I try to remind myself it’s not personal and they mean well, for the most part. It does not make it less annoying.


This is a brilliant insight, thank you!
Anonymous
Anonymous wrote:So yes, this is about ILs, but it is behavior I've seen in co-workers, extended family of mine, and neighbors, so this isn't an "IL issue," per se. But for the purposes of this thread, I'm using them as an example to genuinely try to seek insight about why people do this, and what ways there might be to politely address it.

My ILs hover. If we are together, they are RIGHT on top of us, and don't give us physical space. They also ask intrusive questions, and don't read any social cues that maybe they're digging too deep. (I will give them credit that if I directly say, "I don't want to talk about that," they'll drop it, but then things feel awkward and bad...whereas most people would have kind of read the room by then and it would not have been necessary to outright say, "I don't want to talk about that.")

They also observe and comment on everything: especially when it comes to food.
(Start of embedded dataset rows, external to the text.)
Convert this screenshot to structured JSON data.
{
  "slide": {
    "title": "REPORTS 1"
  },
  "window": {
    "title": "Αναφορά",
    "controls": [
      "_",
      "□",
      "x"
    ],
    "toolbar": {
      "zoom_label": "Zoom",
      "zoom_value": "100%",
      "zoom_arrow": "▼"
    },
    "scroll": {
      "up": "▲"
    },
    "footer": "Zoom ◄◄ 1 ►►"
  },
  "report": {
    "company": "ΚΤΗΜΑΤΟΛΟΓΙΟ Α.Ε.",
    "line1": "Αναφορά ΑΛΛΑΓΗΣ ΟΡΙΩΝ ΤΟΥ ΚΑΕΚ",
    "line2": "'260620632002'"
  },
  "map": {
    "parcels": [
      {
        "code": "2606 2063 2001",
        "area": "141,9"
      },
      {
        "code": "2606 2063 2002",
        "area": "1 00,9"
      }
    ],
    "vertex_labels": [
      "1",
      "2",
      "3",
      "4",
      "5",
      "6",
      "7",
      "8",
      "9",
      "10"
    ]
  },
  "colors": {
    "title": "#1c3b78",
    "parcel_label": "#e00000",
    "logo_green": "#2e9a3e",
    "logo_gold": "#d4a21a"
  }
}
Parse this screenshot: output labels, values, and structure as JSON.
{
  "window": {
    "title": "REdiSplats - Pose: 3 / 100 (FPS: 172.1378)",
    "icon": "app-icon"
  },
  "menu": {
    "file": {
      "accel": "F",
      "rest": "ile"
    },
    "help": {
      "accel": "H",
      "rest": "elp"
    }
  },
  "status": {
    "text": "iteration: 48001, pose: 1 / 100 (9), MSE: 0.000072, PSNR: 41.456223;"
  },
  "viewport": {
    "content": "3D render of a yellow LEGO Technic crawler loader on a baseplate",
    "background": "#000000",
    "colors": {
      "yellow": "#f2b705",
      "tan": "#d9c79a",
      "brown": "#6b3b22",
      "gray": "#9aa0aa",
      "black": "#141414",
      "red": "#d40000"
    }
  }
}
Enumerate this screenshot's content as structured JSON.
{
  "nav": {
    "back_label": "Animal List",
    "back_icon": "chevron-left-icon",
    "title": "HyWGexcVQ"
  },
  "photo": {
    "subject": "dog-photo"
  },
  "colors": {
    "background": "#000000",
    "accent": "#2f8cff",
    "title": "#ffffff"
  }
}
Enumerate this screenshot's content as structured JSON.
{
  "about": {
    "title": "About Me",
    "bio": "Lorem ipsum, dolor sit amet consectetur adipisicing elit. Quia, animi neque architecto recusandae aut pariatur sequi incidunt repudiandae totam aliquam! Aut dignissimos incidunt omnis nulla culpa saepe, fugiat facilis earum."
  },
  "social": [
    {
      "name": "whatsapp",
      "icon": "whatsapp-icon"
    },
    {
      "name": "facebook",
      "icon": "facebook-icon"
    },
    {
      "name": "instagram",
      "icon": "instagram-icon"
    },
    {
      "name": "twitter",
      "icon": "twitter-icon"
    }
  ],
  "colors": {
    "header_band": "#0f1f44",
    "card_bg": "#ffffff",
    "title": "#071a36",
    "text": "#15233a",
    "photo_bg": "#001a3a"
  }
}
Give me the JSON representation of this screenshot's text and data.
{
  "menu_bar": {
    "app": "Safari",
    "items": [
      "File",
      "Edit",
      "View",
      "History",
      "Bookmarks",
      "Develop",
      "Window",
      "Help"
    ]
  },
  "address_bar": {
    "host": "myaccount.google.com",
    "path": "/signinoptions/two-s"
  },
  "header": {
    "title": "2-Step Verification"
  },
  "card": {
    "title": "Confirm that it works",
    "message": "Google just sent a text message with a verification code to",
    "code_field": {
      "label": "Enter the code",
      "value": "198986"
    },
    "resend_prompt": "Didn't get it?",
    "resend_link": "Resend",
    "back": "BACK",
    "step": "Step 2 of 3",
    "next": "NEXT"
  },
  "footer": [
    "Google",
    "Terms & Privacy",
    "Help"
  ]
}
They do this to each other, so I don't think it's personal or anything, but MIL will be like, "Oh Jason, you ate two and a half pieces of lasagna. Do you think that will agree with you?" or "Oh, Michelle, what do you mean you don't want a cookie? Have a cookie!" It's a constant commentary of what we (or other people are doing), how they're doing it, and speculation about why. (The speculation is also kind of extreme, like, "Those neighbors put their house up. Maybe they're getting a divorce, or he lost his job.")

They're nice people, but I find the physical hovering and the general running commentary to be intrusive. I have a hard time relaxing around them. Any thoughts? Any strategies I might try? I want a better relationship with them, that's my goal.


This is my whole extended family to a t, OP. They are obsessed with weight, gossip, and drama.

I would have to go to the bathroom and do meditation; my dh would say he had to work and hang out in the guest room in the evenings when it got to be too much. We always made sure we had some alcohol stashed in the car to drink.
Anonymous
OP, I know exactly what you are talking about.

My in-laws do this too. I think it stems from anxiety and poor social skills. Even worse, they ruminate over normal happenings so much that it'll get followed up by an email a week later: "When we were visiting you, we noticed the baby touching his ears. We didn't want to say anything, but have you had him checked for an ear infection?"

They stand right.next.to.us when serving food or cooking. They comment on every.single.thing that our kids do. No pound of weight gain or loss goes unnoticed, they'll inquire about super personal things (FIL asked if tore badly from my vaginal delivery), and they seem to delight in worse-case-scenarios ("I heard you say your car needs an oil change. Are you prepared for the potential it may needs thousands of dollars in extra work?")

There is no reading the room. There is no concept of personal space. Nothing is off-limits. Visits are excruciating.